Des lacs du bassin du Congo libèrent du carbone vieux de plusieurs millénaires
sc | Louvain-la-Neuve
Une étude menée par des scientifiques de l’UCLouvain et de l’ETH Zurich révèle un phénomène jusqu’ici peu documenté : certains lacs situés au cœur des tourbières du bassin du Congo relâchent dans l’atmosphère du carbone stocké depuis des milliers d’années. Ces résultats, publiés dans la revue Nature Geoscience, invitent à repenser le rôle de ces écosystèmes dans l’équilibre climatique mondial.
Des réservoirs de carbone pas uniquement « stockeurs »
Les tourbières du bassin du Congo accumulent du carbone depuis des millénaires. On pensait jusqu’ici qu’elles agissaient principalement comme des puits de carbone capables de stocker durablement le CO₂. L’étude montre toutefois qu’elles jouent également un rôle de transfert du carbone ancien vers l’atmosphère, notamment via les lacs d’eau noire présents dans ces paysages.
Une mission scientifique au cœur de la cuvette congolaise
Pour mener leurs recherches, les scientifiques ont passé six semaines sur le terrain, à bord d’un bateau dans le bassin du Kasaï, afin de prélever des échantillons et d’étudier ces écosystèmes encore peu explorés. Situées au cœur de l’Afrique, les tourbières du bassin du Congo constituent l’un des plus grands réservoirs naturels de carbone au monde. Bien qu’elles couvrent une surface relativement limitée, elles renferment près d’un tiers du carbone stocké dans les tourbières tropicales.
Ce carbone s’est accumulé au fil des millénaires sous forme de matière végétale partiellement décomposée, piégée dans des sols saturés en eau, que l’on considérait jusqu’à présent comme relativement stables.
Du carbone ancien relâché dans l’atmosphère
En analysant l’eau du lac Mai-Ndombe, le plus grand lac de la région, ainsi que celle du lac Tumba, les chercheurs ont déterminé l’âge du dioxyde de carbone dissous grâce à des techniques de datation isotopique.
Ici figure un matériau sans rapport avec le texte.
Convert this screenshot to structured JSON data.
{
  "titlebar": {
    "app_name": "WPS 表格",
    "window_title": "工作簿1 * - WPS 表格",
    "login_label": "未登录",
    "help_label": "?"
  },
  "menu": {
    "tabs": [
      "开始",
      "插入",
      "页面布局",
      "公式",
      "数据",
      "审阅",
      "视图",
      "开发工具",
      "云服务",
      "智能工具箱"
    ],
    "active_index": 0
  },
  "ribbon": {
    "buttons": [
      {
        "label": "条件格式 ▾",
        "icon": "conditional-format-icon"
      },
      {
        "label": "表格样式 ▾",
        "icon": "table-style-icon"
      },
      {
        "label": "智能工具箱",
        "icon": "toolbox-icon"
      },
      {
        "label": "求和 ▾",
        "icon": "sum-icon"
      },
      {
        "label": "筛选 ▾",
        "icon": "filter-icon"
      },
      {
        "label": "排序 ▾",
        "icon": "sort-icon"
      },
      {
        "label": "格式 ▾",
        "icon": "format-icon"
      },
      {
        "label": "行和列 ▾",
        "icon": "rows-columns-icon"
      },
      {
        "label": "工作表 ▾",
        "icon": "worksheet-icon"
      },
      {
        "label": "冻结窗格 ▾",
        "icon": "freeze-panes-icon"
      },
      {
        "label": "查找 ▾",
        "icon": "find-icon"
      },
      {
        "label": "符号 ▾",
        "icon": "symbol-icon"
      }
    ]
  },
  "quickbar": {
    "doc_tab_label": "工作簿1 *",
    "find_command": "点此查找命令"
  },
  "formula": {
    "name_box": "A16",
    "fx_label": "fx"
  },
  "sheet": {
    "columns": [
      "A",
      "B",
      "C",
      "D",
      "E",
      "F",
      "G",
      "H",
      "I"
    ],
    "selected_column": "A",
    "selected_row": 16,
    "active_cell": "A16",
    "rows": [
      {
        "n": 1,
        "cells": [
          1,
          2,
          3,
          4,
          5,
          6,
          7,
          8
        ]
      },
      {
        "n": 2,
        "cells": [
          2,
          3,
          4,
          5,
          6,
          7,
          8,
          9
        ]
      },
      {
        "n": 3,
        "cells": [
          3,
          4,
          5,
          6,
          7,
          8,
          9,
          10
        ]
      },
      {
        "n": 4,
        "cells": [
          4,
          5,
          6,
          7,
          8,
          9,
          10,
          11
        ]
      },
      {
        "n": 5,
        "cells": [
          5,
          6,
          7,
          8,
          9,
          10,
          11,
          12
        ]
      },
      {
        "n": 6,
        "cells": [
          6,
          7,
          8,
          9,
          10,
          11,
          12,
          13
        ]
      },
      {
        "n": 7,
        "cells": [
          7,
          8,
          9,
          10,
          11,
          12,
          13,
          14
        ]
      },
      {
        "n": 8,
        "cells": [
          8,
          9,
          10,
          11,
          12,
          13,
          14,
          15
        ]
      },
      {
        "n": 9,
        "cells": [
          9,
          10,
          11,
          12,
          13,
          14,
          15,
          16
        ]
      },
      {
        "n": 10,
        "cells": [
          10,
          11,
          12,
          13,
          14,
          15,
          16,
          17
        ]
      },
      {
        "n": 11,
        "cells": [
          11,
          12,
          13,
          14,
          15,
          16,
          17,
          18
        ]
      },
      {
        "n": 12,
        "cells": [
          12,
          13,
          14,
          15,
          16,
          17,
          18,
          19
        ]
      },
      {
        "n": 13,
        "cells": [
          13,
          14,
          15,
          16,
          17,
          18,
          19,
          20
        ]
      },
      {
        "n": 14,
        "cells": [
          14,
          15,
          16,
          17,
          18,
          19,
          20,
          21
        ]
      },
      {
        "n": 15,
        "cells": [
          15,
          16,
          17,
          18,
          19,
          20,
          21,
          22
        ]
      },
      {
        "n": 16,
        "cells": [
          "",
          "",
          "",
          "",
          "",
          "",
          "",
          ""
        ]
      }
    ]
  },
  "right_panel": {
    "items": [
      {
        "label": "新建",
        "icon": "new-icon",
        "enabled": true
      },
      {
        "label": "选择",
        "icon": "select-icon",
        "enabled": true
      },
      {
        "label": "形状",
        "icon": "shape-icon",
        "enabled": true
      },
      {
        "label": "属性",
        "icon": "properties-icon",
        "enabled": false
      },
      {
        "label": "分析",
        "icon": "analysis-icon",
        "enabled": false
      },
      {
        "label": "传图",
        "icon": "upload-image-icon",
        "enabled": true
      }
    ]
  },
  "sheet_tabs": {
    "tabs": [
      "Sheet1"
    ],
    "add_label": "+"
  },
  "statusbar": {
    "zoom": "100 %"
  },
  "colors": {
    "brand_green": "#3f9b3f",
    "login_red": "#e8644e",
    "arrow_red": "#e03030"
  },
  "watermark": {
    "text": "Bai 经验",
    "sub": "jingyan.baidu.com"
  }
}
Leurs résultats indiquent que jusqu’à 40 % du CO₂ émis dans l’atmosphère provient de tourbes anciennes, parfois âgées de plusieurs milliers d’années.
Ces observations suggèrent que les lacs agissent comme des vecteurs de transfert du carbone : ils reçoivent du carbone ancien provenant des tourbières environnantes et facilitent ensuite sa libération dans l’atmosphère.
Un équilibre naturel ou un signe de fragilisation ?
Les chercheurs cherchent désormais à déterminer si ce phénomène fait partie d’un équilibre naturel ou s’il reflète une fragilisation progressive de ces écosystèmes. Le changement climatique pourrait en effet amplifier ce processus. Des périodes de sécheresse plus longues risquent d’assécher les tourbières, favorisant la décomposition de la matière organique et la libération de CO₂. Par ailleurs, des niveaux d’eau plus bas pourraient également augmenter les émissions de méthane, un gaz à effet de serre particulièrement puissant.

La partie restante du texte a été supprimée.